I 100% agree with speaking up and being your own best advocate. We need to view the relationship with our healthcare providers as a parntership, not a dictatorship. Ideally, we would all be able to choose the best providers, but often insurance and finances dictate who we can go to. One odd thing I have experienced is that women's health providers tend to treat their patients like s*&t. Especially the nurses! I have run into so many gyn nurses with superiority complexes and dismissive attitudes. IF you don't like women...DON'T go into women's health!
The issues of being a heterosexual virgin and not a teenager
To the ER doc, in ironically a catholic hospital, who did not believe me that I had never had sex because "everyone has sex by the time they are 22" and then used a speculum that is used for women that have already had children because she was too lazy to find a small one. I would say "I hope you have a good lawyer, because I'm calling the police and having you charged with assault for what you did to me." To the same ER doc, who misread the ultrasound and who said that the pain wasn't that bad when I had a tumour the size of an orange twisting on my ovary and cutting off the blood supply, "be grateful that my insurance company insisted I see another doctor the next day, because your mistake could have cost me my fertility."

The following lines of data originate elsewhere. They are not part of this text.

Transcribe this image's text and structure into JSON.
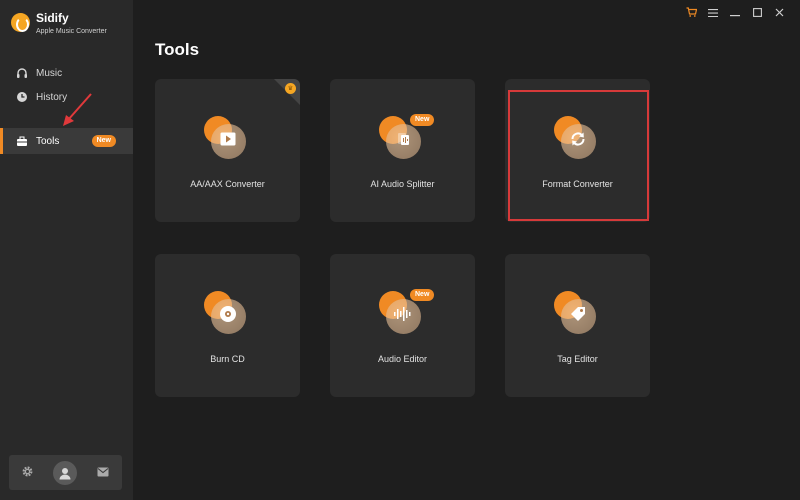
{
  "app": {
    "name": "Sidify",
    "subtitle": "Apple Music Converter"
  },
  "sidebar": {
    "items": [
      {
        "label": "Music",
        "icon": "headphones-icon"
      },
      {
        "label": "History",
        "icon": "clock-icon"
      },
      {
        "label": "Tools",
        "icon": "toolbox-icon",
        "badge": "New",
        "active": true
      }
    ],
    "bottom": [
      "gear-icon",
      "user-avatar",
      "mail-icon"
    ]
  },
  "window_controls": [
    "cart-icon",
    "menu-icon",
    "minimize-icon",
    "maximize-icon",
    "close-icon"
  ],
  "main": {
    "title": "Tools",
    "tools": [
      {
        "label": "AA/AAX Converter",
        "icon": "video-play-icon"
      },
      {
        "label": "AI Audio Splitter",
        "icon": "audio-split-icon",
        "badge": "New"
      },
      {
        "label": "Format Converter",
        "icon": "refresh-icon",
        "highlighted": true
      },
      {
        "label": "Burn CD",
        "icon": "disc-icon"
      },
      {
        "label": "Audio Editor",
        "icon": "waveform-icon",
        "badge": "New"
      },
      {
        "label": "Tag Editor",
        "icon": "tag-icon"
      }
    ]
  },
  "colors": {
    "accent": "#f08a24",
    "highlight": "#d63a3a",
    "background": "#1e1e1e",
    "sidebar": "#292929",
    "card": "#2c2c2c"
  }
}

When I was 25, to another ER doc that refused intially to prescribe a strong anti-nausea because I was pregnant and didn't have severe food poisoning despite me explaining over and over again that I couldn't be preganant because I had never had sex, I would say "Get me another doctor, I don't have time to deal a doctor that allows his own preconceived notions to interfere in providing good care" and then I would have thrown up all over him to help reinforce the point.
At 27, to the ultrasound tech that wanted to give me a vaginal ultrasound and when I explained that I couldn't because I hadn't had sex asked "what was wrong with me", I would say "Nothing, what's wrong with you that you can't understand that people make different life choices?"
At 34, to the psychologist that said that I didn't have depression and just needed to have sex, I would say "Go to hell!", instead I left crying, became suicidal and ended up on medical leave.
Fortunately, I have finally found a fantastic gynecologist, psychiatrist and psychologist that go above and beyond to understand my cultural paradigm, and how it relates to my sexuality and health conditions.